Résultat : il va falloir plonger 19 millions de tonnes de roches dans l’océan ! Ce sont ces rochers qui plombent le projet depuis le départ. Financièrement d’abord. Selon nos estimations, ils coûteront environ 500 millions d’euros, près du tiers du prix du chantier, remporté en 2012 par le groupement Vinci-Bouygues, les deux géants français du BTP.

Ce pactole attise toutes les convoitises. Il est d’ailleurs au cœur de l’enquête préliminaire ouverte en 2014 par le parquet national financier pour corruption et favoritisme. Une spectaculaire série de perquisitions a eu lieu en septembre dans les bureaux de Vinci et Bouygues et au siège du conseil régional. Pas de chance pour les enquêteurs, le président (Les Républicains) de la région, Didier Robert, s’est fait dérober son ordinateur portable quelques jours avant la perquisition. La machine inspectée par les policiers était donc rigoureusement vierge…

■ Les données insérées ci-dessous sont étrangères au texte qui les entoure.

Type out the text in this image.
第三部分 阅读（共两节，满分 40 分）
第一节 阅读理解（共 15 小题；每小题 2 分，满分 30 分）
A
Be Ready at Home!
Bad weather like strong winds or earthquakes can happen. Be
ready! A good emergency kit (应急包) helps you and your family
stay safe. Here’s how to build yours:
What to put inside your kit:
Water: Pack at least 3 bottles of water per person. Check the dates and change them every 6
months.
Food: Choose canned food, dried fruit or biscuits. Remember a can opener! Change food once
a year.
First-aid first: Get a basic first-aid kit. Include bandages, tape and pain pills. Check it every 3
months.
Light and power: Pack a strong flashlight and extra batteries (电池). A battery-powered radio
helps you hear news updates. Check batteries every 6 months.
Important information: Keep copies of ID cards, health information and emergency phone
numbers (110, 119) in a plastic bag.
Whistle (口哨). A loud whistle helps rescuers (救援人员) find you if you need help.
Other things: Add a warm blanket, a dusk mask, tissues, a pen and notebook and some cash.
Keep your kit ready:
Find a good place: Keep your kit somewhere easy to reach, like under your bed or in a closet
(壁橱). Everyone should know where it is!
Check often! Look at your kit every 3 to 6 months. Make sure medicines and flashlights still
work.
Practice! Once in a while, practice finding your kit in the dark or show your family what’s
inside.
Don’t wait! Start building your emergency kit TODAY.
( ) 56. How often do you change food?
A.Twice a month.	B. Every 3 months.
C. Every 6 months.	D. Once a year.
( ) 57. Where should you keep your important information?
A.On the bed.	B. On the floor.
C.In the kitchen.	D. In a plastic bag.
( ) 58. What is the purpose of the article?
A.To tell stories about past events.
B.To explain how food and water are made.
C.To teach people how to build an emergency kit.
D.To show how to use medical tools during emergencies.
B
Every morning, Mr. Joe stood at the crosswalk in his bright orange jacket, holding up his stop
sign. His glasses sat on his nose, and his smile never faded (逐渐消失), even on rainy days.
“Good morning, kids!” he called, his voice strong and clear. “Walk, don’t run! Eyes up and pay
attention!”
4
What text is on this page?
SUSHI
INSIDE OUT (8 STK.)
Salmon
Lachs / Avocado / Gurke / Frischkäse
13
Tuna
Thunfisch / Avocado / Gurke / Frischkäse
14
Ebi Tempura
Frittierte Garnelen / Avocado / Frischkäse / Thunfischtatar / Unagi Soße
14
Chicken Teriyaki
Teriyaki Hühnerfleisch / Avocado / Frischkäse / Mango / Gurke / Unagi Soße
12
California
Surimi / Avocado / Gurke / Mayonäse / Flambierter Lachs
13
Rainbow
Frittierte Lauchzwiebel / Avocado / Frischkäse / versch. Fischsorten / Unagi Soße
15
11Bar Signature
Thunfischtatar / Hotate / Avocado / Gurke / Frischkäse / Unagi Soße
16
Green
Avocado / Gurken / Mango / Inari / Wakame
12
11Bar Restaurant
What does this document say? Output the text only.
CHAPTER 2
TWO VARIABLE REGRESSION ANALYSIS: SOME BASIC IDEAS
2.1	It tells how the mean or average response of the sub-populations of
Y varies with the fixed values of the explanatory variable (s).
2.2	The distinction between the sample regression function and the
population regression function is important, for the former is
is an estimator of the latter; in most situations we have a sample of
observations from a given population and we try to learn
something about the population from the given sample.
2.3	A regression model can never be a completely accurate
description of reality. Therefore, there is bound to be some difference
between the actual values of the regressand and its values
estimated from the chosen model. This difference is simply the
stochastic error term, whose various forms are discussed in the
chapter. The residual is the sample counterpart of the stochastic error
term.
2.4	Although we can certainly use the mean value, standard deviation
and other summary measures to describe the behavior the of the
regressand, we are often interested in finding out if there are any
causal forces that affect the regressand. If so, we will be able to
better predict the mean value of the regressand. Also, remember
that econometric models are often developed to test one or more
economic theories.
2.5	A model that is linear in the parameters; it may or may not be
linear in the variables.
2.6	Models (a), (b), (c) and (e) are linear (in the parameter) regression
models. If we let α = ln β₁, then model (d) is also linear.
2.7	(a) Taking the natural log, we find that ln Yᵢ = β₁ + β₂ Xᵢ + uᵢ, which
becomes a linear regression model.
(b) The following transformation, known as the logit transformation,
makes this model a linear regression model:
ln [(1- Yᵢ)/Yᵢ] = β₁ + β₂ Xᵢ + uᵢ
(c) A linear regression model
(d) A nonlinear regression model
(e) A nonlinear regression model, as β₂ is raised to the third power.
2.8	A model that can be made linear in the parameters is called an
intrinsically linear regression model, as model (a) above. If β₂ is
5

La justice est désormais sur la piste de flux financiers suspects entre Madagascar, La Réunion et les Seychelles. Les volumes de matières premières sont tels qu’une surfacturation de quelques euros à la tonne générerait un manque à gagner de plusieurs dizaines de millions d’euros.

Il faut dire que les conditions d’attribution du marché posent question. Vu les quantités astronomiques de roches, le conseil régional avait envisagé dès 2011 d’en importer 6 millions de tonnes de Madagascar. Mais de façon inexplicable – et surtout inexpliquée par la région, qui a décliné toutes nos demandes d’interview –, cet appel d’offres a été subitement annulé… pour confier l’approvisionnement en roche aux constructeurs de la route. Les candidats évincés soulignent que Bouygues a pu ainsi attribuer le marché à sa filiale Colas, dans la plus grande opacité.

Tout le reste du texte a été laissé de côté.